D’autant que localement, il est peu de dire que ce projet ne fait pas l’unanimité. Selon un sondage BVA datant de 2010, 71% des français estimaient qu’un nouvel aéroport est inutile. Ce projet est né à la fin des trente glorieuses et cinquante gaspilleuses… Vieux d’une quarantaine d’années, ce projet fut pensé par une technocratie imbue de son pouvoir. Censé remplacer l’aéroport du Grand Ouest, le projet d’aéroport de Notre-Dame des Landes engendrerait un coût de plus de 500 millions d’euros, pour le plus grand bénéfice de la multinationale Vinci qui a signé un Partenariat Public Privé ; ces fameux PPP si décriés aujourd’hui pour nationaliser les pertes et privatiser les bénéfices.

Au-delà du fait que ce projet sera coûteux pour les deniers publics, rien ne le justifie concrètement. Le nombre d’atterrissages et décollages issus de l’aéroport actuel de Nantes stagnent depuis 2000 et les évaluations de trafics réalisées par Vinci sont toutes aussi fantaisistes que surévaluées pour les besoins de la cause. D’autant que certains aéroports européens accueillent avec une seule piste trois fois plus de passagers.

 Alors que la nécessaire sobriété énergétique doit nous amener à envisager une autre mobilité, est-il réaliste d’engager plusieurs centaines de millions d’euros pour accumuler des infrastructures aéroportuaires inutiles ? Même si le trafic aérien a sensiblement augmenté ces dernières années, qui peut encore croire que le secteur aérien pourra durablement s’affranchir des contraintes climatiques et énergétiques ?

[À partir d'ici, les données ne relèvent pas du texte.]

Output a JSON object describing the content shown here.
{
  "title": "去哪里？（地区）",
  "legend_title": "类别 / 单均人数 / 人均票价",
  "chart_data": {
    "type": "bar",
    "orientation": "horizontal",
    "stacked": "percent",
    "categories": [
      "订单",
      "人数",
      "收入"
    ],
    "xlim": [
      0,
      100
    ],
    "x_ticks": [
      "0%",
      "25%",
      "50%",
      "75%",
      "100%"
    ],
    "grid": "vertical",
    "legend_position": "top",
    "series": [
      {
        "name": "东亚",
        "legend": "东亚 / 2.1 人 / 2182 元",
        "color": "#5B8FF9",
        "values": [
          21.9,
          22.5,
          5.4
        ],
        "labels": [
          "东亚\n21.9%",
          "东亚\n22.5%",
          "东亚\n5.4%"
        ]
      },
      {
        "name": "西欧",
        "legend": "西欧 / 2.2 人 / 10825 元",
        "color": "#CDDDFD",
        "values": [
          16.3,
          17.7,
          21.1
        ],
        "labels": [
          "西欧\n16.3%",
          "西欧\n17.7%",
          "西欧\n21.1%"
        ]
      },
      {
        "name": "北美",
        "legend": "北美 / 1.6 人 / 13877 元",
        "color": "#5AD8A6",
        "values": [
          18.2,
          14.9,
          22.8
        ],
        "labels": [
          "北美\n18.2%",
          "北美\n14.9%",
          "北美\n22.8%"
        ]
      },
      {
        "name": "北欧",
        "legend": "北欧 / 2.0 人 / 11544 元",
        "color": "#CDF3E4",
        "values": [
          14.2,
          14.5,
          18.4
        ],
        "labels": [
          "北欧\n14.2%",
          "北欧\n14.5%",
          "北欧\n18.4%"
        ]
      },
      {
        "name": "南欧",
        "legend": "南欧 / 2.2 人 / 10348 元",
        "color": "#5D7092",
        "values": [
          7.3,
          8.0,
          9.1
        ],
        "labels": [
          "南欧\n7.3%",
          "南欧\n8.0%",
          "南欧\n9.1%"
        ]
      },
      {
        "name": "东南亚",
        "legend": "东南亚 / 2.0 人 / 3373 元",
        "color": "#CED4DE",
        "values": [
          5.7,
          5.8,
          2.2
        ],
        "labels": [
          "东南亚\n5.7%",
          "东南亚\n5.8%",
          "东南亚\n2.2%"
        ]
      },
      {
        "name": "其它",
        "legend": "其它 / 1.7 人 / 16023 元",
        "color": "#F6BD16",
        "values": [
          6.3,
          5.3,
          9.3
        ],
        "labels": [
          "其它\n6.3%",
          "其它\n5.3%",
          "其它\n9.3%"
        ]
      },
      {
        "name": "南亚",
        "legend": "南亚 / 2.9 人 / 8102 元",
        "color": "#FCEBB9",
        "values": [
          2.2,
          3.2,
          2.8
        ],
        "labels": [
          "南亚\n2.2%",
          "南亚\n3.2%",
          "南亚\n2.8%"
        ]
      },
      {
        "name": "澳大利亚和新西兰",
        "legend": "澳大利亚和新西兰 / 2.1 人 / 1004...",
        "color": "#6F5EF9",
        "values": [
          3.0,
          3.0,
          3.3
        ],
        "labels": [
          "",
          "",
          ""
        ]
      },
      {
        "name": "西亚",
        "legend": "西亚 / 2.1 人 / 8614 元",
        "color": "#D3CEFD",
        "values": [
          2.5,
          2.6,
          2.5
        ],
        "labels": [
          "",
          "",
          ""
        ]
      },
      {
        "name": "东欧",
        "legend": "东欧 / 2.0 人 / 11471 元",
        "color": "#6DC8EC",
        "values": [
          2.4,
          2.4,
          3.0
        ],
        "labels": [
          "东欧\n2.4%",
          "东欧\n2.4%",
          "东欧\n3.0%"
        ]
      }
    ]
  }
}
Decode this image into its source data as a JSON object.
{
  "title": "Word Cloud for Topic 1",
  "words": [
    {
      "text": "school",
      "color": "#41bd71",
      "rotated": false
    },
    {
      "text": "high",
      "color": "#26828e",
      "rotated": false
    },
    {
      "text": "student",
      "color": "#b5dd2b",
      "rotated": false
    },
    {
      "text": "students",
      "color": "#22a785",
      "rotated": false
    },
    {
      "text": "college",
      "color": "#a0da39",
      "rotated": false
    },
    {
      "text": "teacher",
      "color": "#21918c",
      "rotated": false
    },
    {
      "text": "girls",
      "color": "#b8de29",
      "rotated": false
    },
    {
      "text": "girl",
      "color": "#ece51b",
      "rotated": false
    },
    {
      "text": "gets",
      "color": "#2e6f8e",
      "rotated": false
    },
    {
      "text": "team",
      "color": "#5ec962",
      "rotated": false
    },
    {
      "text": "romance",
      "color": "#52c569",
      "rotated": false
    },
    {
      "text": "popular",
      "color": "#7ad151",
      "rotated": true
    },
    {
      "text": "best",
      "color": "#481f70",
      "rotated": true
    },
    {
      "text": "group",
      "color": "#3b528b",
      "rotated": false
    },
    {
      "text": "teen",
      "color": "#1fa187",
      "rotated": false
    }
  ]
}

 Le coup de force que le premier ministre cherche à imposer à Notre-Dame des Landes est un marqueur politique, tant sur la forme que sur le fond. La transition énergétique ne peut se réduire à quelques bons mots et beaux discours déclamés avec un lyrisme qui cache mal la duplicité de l’action. L’écologie réclame de la ténacité. En assumant clairement un grand écart entre le dire et le faire, le premier ministre sème le doute quant à l’urgence de la situation. La menace climatique, l’effondrement des écosystèmes, l’artificialisation des terres agricoles réclament au contraire des décisions cohérentes inscrites dans le temps et dans l’espace.

Chercher à imposer, comme semble le vouloir le premier ministre, un projet inutile, coûteux et climaticide est une faute politique illustrant l’archaïsme de certains responsables politiques qui n’arrivent pas à s’affranchir d’un modèle qui fleure bon le kérozène, le bitume et les gaz lacrymogènes.